Superior [ Epic ] Legendary
Final Fantasy Tactics and Disgaea brought the Tactical RPG to non-Japanese gamers, but the genre obviously predates these landmarks. With Fire Emblem establishing the genre only years prior, Ogre Battle: The March of the Black Queen had a virtually blank slate to work with. Like the band whose songs the series’ titles pay homage to, this classic is both enduring and incomparably brilliant.
Like any good Tactical RPG, Ogre Battle includes an epic storyline of rich campaigns, ample optional battles, a handful of hidden items, and a few “hidden” classes. If this was all Quest gave us it would still be excellent for its time, but of course they went a few steps further. The game features multiple endings based on a reputation gauge that develops as you liberate towns with either good or evil armies, with significant penalties if you fail to hold them. This same gauge affects the amount of tribute villagers pay toward your war effort and forces you to economize your initial offense to the one or two towns you strategically need until the enemy is out of armies – armies that you cannot see until they are within a short range.

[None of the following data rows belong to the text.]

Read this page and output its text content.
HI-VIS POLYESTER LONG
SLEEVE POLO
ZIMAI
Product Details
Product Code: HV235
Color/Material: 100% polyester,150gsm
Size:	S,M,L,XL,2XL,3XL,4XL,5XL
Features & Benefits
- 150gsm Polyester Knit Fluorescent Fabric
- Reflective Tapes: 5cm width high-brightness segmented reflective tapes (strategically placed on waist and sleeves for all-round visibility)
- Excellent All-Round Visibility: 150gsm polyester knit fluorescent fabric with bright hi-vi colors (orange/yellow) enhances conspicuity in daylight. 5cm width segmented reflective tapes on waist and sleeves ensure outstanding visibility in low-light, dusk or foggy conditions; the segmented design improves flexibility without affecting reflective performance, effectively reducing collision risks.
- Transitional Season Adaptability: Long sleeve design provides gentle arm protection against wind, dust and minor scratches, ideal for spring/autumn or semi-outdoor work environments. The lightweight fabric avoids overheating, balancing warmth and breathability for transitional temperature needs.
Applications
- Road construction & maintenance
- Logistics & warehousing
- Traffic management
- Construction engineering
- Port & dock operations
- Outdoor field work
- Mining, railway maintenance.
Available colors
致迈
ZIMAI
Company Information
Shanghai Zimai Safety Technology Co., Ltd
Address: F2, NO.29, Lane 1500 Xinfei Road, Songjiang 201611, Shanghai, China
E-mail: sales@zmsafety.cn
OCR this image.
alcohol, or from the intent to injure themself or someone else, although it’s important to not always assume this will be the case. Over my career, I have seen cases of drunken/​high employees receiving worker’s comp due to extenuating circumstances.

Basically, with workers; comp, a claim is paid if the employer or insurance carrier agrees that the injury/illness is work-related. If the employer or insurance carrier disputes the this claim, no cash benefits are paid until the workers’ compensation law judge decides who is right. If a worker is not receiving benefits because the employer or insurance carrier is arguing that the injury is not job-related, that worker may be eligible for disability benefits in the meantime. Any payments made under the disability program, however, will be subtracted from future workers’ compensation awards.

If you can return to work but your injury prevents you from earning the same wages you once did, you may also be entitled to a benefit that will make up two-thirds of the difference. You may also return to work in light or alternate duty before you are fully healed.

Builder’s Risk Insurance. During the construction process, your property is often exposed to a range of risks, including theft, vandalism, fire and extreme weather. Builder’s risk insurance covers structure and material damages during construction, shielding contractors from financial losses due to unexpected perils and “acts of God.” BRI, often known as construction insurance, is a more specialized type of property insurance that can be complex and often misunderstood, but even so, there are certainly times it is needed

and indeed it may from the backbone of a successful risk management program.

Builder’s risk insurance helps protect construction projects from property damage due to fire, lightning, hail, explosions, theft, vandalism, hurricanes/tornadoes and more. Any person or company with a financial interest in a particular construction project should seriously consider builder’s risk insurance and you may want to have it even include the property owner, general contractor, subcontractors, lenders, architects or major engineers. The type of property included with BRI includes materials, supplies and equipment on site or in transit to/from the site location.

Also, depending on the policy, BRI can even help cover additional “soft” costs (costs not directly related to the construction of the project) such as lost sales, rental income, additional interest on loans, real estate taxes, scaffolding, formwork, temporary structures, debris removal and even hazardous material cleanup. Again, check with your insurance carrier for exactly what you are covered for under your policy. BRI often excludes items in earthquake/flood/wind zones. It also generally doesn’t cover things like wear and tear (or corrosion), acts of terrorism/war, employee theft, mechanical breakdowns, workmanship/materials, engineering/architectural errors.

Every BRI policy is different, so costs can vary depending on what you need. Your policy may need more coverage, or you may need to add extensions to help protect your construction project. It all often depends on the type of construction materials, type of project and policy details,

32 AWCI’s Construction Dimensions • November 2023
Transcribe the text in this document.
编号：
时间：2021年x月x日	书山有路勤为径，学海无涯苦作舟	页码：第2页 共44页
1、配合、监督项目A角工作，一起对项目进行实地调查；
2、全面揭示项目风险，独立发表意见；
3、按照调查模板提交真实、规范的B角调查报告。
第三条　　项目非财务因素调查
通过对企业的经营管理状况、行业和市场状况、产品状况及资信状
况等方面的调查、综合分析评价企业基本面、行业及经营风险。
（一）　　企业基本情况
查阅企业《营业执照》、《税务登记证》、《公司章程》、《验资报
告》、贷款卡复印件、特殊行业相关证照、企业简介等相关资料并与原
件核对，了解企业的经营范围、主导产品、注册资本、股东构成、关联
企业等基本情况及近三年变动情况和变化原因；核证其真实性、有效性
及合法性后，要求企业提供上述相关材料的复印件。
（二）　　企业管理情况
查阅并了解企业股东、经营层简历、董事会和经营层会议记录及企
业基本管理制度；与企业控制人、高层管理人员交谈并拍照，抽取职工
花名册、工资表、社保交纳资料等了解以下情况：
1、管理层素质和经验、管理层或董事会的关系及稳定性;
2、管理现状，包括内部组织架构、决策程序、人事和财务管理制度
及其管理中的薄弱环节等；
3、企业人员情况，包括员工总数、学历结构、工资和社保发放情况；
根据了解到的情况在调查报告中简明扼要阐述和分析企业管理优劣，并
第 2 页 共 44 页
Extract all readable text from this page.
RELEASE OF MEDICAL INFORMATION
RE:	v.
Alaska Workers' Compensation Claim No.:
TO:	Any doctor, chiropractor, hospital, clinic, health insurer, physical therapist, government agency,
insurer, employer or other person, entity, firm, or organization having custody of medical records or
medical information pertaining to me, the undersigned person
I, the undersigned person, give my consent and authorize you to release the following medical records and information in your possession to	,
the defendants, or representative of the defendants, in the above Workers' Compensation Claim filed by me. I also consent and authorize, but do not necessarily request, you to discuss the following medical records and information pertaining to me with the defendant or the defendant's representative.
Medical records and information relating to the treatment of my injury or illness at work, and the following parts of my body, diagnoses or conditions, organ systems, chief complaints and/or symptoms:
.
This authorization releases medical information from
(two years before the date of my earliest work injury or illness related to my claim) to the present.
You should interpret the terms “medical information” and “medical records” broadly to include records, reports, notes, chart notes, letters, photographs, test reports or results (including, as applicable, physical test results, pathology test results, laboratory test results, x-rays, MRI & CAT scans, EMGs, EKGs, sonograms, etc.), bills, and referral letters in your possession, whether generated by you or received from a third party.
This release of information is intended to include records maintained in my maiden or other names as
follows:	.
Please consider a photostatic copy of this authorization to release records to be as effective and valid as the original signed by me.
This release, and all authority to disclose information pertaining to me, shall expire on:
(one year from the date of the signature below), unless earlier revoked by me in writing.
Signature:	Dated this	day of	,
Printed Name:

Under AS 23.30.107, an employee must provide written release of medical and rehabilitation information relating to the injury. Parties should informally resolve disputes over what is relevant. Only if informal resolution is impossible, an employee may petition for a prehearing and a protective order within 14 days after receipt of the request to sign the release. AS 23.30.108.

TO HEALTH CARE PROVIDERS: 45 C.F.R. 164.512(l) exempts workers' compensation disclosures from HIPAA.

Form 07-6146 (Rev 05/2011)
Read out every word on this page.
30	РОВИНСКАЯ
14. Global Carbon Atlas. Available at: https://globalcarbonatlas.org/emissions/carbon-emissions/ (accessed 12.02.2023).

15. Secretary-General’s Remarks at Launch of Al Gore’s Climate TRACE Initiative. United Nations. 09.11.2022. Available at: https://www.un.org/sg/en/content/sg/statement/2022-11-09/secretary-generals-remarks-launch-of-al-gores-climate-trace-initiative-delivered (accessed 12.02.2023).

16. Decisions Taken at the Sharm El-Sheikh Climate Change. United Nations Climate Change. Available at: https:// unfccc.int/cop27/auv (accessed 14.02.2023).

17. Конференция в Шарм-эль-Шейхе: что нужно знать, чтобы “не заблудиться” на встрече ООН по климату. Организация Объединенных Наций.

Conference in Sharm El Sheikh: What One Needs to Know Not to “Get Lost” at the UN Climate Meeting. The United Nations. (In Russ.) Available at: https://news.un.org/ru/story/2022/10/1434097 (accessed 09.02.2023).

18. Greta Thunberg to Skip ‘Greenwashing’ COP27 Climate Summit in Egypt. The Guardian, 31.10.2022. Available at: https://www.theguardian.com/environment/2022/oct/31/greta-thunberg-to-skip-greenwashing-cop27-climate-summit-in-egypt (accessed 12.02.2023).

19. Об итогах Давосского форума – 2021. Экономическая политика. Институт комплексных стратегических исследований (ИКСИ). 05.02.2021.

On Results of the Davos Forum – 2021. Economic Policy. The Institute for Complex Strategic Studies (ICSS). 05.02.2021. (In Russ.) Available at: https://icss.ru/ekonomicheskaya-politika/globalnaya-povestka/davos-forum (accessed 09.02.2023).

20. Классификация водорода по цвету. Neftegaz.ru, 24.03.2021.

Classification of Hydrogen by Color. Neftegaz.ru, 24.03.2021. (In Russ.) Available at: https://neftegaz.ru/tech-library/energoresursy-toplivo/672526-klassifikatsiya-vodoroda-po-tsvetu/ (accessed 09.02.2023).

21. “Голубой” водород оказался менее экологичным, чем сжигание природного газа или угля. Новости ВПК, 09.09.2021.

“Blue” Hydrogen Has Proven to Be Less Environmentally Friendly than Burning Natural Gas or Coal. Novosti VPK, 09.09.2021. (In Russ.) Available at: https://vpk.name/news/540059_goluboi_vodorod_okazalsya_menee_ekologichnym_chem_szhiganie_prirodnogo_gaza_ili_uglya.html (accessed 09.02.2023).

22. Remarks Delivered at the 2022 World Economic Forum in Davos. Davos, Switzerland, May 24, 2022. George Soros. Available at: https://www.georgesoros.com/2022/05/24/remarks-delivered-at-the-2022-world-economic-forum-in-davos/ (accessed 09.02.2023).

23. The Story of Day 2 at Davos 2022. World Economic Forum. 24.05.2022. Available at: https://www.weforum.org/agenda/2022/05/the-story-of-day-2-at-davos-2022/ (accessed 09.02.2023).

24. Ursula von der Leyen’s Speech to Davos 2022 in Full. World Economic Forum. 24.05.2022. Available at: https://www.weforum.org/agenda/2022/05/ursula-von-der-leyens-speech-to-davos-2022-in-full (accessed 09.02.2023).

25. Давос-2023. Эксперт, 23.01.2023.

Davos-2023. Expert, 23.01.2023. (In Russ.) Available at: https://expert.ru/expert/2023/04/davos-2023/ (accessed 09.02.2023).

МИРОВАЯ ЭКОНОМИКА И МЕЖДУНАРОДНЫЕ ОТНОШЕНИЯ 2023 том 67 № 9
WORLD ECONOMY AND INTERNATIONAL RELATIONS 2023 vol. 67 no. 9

The true draw of Ogre Battle is its most unorthodox but deceptively enjoyable trait: no in-battle micromanagement. Essentially, you are placed squarely in the seat of the General rather than the Sergeant of every squad. On the campaign map, you give them their positions, but once the 5-man squad engages an enemy, a separate, automated turn-based micro-battle begins (FIGHT IT OUT!). Hence, your involvement is in forming the group: with 3 paladins, you’ll be slow to defeat enemies and forced to focus on the center column of enemies almost exclusively while 2 paladins without a Monk is likely to suffer casualties but leaves 3 slots open for high-damage sweepers. In short, the game puts the focus on forming effective squads and armies, not micromanaging their actions.
Sadly, the class system suffers from some painfully annoying idiosyncrasies. In addition to level, class advancement requires a certain amount of two stats that change based on the enemies you slay: Charisma, affected by relative level difference, and Alignment, affected by relative level and alignment difference. This essentially good idea is crippled because almost every enemy in the game is of evil alignment, putting nearly a third of the game’s classes into the realm of nigh-unattainability. Furthermore, the level progression of the enemies can be painfully slow, locking out another third of the classes. The remaining third of the game’s classes are stunted weaklings. The result of all this is that to have a strong army you need to min-max, and to min-max you have to deal with an agonizing stat advancement system. This causes the length of the game to become a liability: serious players will get sick of wrangling unwieldy stats while casual players may lack the powerhouse classes needed for later missions.
While these problems do stop it from being a game I’ll replay into old age, the sheer uniqueness of Ogre Battle sets it far and above its contemporaries and, in my opinion, many other Tactical RPGs since. One thing’s for sure: you’ve never played a game quite like this, and for that Ogre Battle: The March of the Black Queen deserves your Virtual Console or ROM download.